First data row in `data.csv` is a units-only header (`[mph]`, `[deg]`, etc.) — skip with `pd.read_csv('data.csv', skiprows=[1])`.

## Important caveats (read before using)

- **Driver-only**: All 10169 rows have `Club=Driver`. No iron / wedge / putter coverage.
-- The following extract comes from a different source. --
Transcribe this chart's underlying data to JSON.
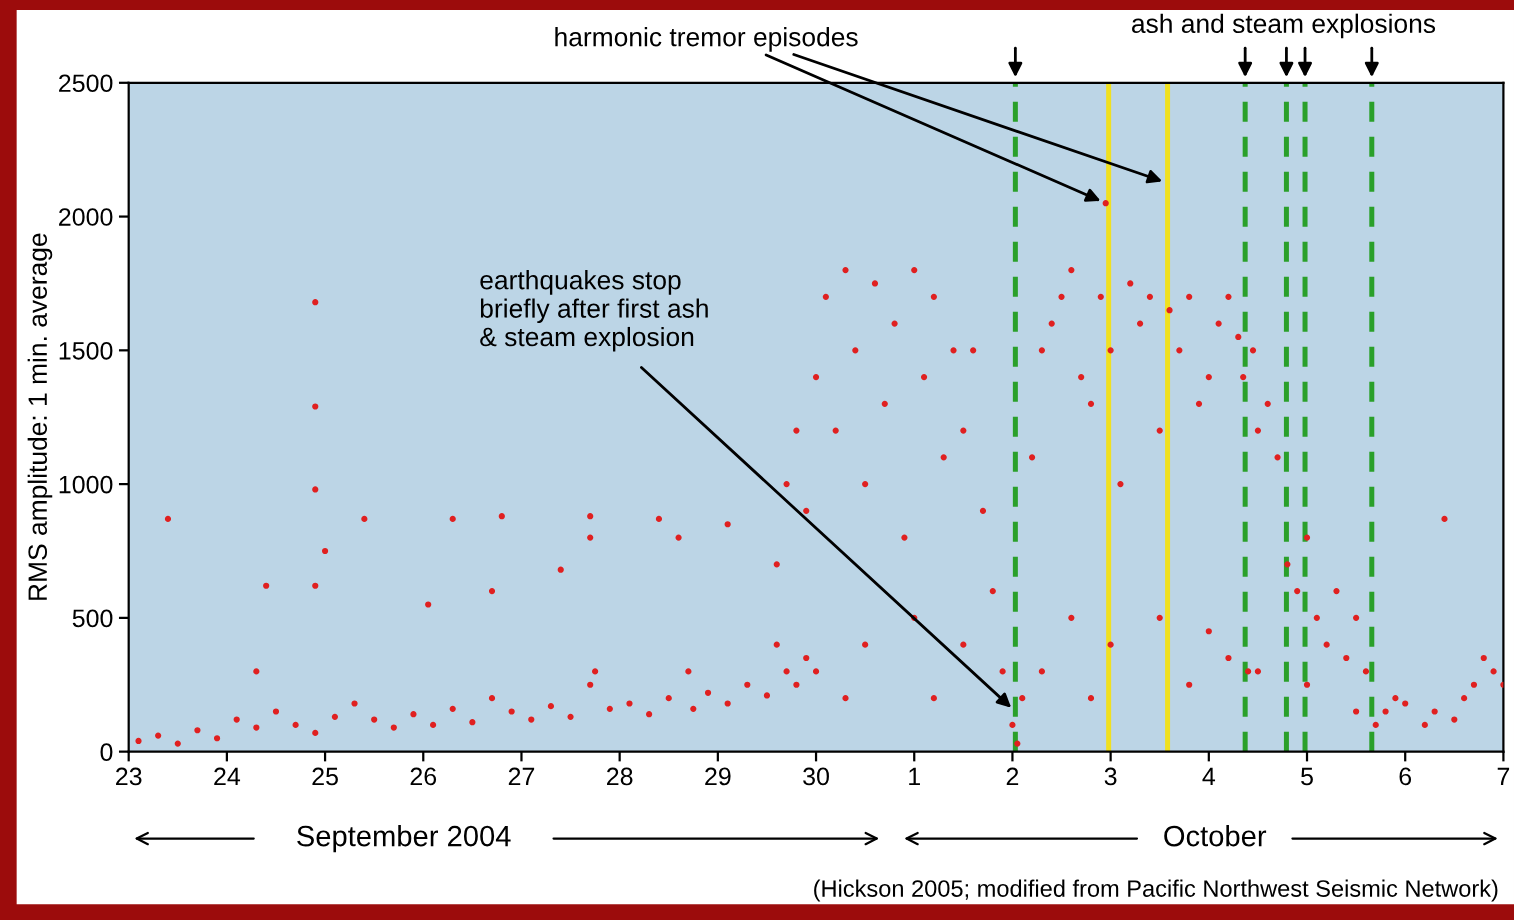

Narrower than the upstream README implies.
- **Ball-type imbalance**: 92% `Premium`, rest split across Limited Distance Soft / Medium / Soft / Premium Hard.
- **Sparsity**: ~14% missing on `Club Path` / `Attack Angle` / `Face Angle`; ~77% missing on Impact Lie/Offset/Height.

## How this complements existing golf data

| Dataset | What | Pairs with |
|---|---|---|
| GolfDB | swing video (160×160) | ❌ no overlap — no shot outcome |
| CaddieSet | joint features + ball-flight 8 cols | ✅ both have ball outcome — **CaddieSet has video-anchored shots, this has TrackMan-level granularity but no swing media** |
| this | TrackMan launch-monitor (driver only) | — |

Use case: pair with CaddieSet's `Distance / Carry / BallSpeed / SpinBack` for outcome regression at scale, treating this as a tabular-only extension of CaddieSet's ball-flight subset.